Scientific classification
- Kingdom: Animalia
- Phylum: Mollusca
- Class: Cephalopoda
- Order: Oegopsida
- Family: Cranchiidae
- Subfamily: Taoniinae
- Genus: Helicocranchia
- Species: H. pfefferi
- Binomial name: Helicocranchia pfefferi Massy, 1907
- Synonyms: Helicocranchia beebei Robson, 1948

= Helicocranchia pfefferi =

- Authority: Massy, 1907
- Conservation status: DD
- Synonyms: Helicocranchia beebei Robson, 1948

Species of squid

Helicocranchia pfefferi, the banded piglet squid, is a small squid of the genus Helicocranchia. Adults of this species are mesopelagic.

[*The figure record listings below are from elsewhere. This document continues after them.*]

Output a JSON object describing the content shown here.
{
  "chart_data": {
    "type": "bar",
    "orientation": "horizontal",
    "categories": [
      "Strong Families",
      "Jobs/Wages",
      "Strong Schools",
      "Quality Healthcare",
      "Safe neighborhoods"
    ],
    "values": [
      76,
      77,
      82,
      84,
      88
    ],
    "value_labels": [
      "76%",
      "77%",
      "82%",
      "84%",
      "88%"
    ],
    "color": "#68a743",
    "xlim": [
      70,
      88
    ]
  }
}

== Physical characteristics ==
The average size of adult H. pfefferi is 100 mm in mantle length (ML). The body consists of a large funnel with small paddle-like fins. They have small tentacles above their eyes. The funnel does not have valves, but contains a dorsal pad with three papillae as organs. Paddle-shaped fins are attached to a part of the gladius. H. pfefferi has a single ocular photophore and does not have photophores at its arm tips.

== Habitat ==

H. pfefferi can be found in subtropical areas of the Atlantic Ocean, and in the Pacific Ocean, though this record may represent a new species of the same genus Helicocranchia. As paralarvae (<30 mm ML), they live near the surface of the oceans, between 100 m and 200 m deep. They descend to the mesopelagic zone as they mature, but exhibit a diel vertical migration pattern.

== Prey ==
Its diet resembles that of most squid: fish, shrimp, and squid.